You are a former minister of solid minerals resources, what do you think is the best way out of the increasing violence in the oil-rich region?
We are in a democratic dispensation and the best way out is to engage any aggrieved group. In any democratic nation, any aggrieved group must be engaged through dialogue. What are the grievances? Can those grievances be met? Which of the grievances can be met immediately and which one do we agree on timelines so that we can move ahead; because we must appreciate that as at now because of the dysfunction in our economic system, we run a mono-product economy. Once the oil is not being pumped out, of course, the whole of the country gets cold. So, it’s a sensitive thing and that’s why we must take time to engage all these aggrieved people and bring them to the table.
Don’t you think it’s high time the government looked elsewhere for its source of revenue?

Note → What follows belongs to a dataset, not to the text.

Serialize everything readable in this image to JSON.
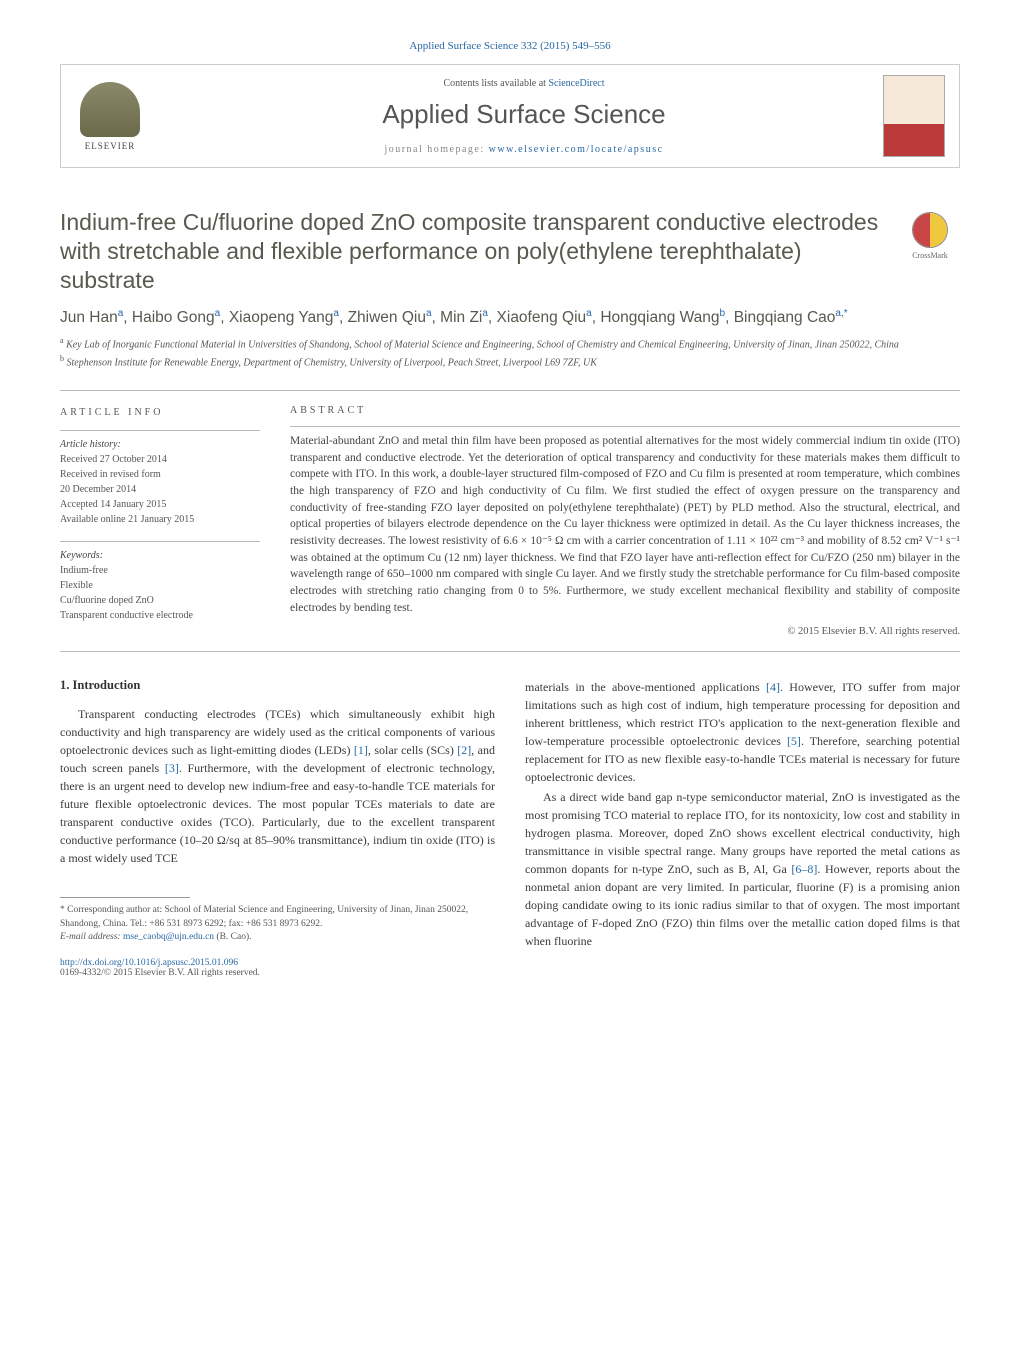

I must tell you one thing for sure and that is the fact that there is no ghost fighter in this issue. All the socalled militants belong to a councillorship ward, a local government, a state constituency, a Federal representative’s constituency, a senatorial district and to a state. So, they are not ghosts. The issues is all these people that are their representatives, they are the first line of people to be engaged. Summon a meeting involving the House of Representatives members, the senators and the governors. We are in a democracy and the concern of the average citizen is that the President has sworn to an oath to protect all Nigerians.